This On Demand CEU is a recorded presentation from a previously live webinar event. This course reviews the current state of hygiene, health and wellness expectations in commercial and public restrooms. Presenters will share quantitative insights from building industry and design professionals and explore emerging health and wellness certification standards, such as WELL Certified and GBAC STAR. Restroom touchpoint and problem areas will be reviewed, along with relevant solutions.
This course will enable learners to better select and specify code-compliant toilet partitions for commercial restrooms. By the end of the course, learners will have gained familiarity with fire codes and accessibility standards as well as how to write more comprehensive toilet compartment specifications that leave little room for error.
This On Demand CEU is a recorded presentation from a previously live webinar event. Understanding design strategies for restroom hygiene and planning is a critical component for architects and designers as we approach the current pandemic crisis. Most notably, what does the restroom space look like post-COVID? This course will provide learners with information necessary for understanding hygiene challenges, determining the best products to specify, and space and design planning for restroom optimization.
This On Demand CEU is a recorded presentation from a previously live webinar event. The Americans with Disabilities Act (ADA) set the minimum requirements for newly designed and constructed or altered state and local government facilities, public accommodations, and commercial facilities to be readily accessible to and usable by individuals with disabilities.
Many projects must also follow the provisions of the 2009 revision of ANSI Standard ICC A117.1, Accessible and Usable Buildings and Facilities.
This course will identify the benefits of accessibility standards and the prescriptive requirements for accessible restrooms set by the ADA.
A large proportion of today’s restroom users, from millennials to caregivers to individuals with personal medical needs, view privacy as a key amenity. Additionally, as all-gender restrooms rise in popularity and may even be required by law in public facilities in some states, privacy has taken a lead role in dialogues surrounding restroom design.
Although there are several avenues through which privacy can be achieved, toilet partition design offers a balance of practicality and privacy that other solutions cannot. This course will review the factors that have contributed to the rise of privacy as an expectation, offer design solutions that can achieve various levels of privacy in commercial restrooms, and consider the impact of privacy solutions on various ADA compliance considerations.

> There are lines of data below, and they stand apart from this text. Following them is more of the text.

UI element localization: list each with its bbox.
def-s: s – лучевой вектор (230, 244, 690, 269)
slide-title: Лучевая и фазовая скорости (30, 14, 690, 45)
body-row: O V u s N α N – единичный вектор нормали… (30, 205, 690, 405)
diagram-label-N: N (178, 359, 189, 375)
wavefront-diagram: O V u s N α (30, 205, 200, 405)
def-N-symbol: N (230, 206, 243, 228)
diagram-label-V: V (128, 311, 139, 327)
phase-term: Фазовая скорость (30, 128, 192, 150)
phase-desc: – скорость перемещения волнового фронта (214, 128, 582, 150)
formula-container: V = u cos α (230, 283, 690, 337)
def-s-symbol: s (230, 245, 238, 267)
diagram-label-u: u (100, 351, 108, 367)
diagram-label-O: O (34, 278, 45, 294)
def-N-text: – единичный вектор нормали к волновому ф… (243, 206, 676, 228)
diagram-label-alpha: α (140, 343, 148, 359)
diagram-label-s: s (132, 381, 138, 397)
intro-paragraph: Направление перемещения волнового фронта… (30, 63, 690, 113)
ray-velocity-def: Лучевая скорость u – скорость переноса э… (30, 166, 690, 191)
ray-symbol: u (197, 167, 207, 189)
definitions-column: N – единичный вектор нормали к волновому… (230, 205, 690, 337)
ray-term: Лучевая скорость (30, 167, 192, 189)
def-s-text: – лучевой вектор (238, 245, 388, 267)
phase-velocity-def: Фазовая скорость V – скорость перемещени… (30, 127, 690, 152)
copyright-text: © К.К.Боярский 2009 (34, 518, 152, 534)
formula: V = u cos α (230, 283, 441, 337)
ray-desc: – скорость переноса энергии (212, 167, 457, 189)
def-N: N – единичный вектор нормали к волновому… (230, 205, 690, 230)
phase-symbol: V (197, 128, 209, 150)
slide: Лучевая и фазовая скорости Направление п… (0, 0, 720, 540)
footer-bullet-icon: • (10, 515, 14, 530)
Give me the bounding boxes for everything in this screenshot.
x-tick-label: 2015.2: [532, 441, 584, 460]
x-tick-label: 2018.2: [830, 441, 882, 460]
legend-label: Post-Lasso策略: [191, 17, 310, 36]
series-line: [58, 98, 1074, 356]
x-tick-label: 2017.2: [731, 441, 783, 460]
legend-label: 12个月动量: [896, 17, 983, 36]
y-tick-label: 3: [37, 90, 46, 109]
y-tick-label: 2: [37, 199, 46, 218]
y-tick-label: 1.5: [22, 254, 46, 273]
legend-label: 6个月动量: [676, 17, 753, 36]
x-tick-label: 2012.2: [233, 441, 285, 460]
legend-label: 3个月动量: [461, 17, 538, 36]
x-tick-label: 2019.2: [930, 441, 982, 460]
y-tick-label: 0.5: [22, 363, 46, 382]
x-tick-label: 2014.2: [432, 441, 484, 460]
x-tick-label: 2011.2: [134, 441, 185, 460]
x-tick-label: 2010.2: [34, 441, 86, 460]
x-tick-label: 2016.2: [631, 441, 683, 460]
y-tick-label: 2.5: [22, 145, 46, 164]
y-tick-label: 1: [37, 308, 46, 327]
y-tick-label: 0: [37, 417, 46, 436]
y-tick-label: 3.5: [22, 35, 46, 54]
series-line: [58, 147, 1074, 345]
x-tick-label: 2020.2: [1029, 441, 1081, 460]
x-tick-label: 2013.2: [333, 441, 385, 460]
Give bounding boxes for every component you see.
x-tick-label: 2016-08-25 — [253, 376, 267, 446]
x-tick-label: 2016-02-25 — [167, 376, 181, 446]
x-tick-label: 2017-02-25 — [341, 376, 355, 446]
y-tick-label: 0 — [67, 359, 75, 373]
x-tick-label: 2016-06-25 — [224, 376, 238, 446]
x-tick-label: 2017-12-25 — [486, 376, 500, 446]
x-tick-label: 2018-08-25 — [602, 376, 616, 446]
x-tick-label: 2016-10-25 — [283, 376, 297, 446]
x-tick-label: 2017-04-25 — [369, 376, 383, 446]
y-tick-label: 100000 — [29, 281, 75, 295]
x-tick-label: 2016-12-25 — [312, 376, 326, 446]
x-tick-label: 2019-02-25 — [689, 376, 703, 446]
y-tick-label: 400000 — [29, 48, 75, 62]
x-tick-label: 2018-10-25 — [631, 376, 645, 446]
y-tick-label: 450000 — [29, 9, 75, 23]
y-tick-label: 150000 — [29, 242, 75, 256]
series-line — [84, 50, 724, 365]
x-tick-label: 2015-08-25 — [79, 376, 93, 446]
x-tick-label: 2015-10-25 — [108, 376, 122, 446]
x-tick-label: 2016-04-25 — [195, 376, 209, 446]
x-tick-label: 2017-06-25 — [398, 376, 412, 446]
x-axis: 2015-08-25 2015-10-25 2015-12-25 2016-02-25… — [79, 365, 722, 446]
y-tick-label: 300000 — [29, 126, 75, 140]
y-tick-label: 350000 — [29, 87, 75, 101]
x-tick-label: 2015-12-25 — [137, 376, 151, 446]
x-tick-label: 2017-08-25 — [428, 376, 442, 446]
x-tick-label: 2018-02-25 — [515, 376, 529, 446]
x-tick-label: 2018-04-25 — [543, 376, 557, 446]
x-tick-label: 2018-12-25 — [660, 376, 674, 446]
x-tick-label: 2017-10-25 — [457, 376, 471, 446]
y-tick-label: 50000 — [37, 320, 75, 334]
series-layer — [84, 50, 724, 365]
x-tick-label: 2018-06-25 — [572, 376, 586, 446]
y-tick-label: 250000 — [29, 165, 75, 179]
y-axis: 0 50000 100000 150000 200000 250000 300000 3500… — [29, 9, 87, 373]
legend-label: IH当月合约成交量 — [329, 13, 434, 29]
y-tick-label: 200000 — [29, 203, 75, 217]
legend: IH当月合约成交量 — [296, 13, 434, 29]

Designing restrooms for sustainable operation requires unique strategies beyond those typically associated with green building. This course does not discuss the details of LEED certification or environmentally responsible materials and related documentation. Instead, the focus of this course will be to educate architects and designers on operational approaches that encourage sustainable restroom project design.
Thoughtful product specification considers energy costs, battery usage, waste, and usage of consumables that in turn allow the architect or designer the opportunity to educate the client on the benefits and incentives that sustainable design creates for both building owners and occupants. While architects and building designers who specify sustainable design products must take into consideration the economical investment necessary from the client, specifying for sustainable operation allows a restroom to operate both sustainably and cost-effectively while retaining the architect’s aesthetic vision.
Multigenerational design is a growing trend in architecture and interior design. As the United States becomes increasingly diverse, facilities must accommodate by becoming more inclusive.
The American Disabilities Act (ADA) Standards for Accessible Design were developed to outline the baseline requirements needed to make a facility accessible to people with disabilities. Although adhering to the minimum requirements of ADA can improve accessibility, exceeding these requirements to achieve multigenerational design maximizes accessibility and inclusivity.
Multigenerational design merges a number of social issues, design philosophies, and facility considerations including universal design, accessibility, specialized equipment, maintenance, sustainability, privacy, health and safety, hygiene and aging in place.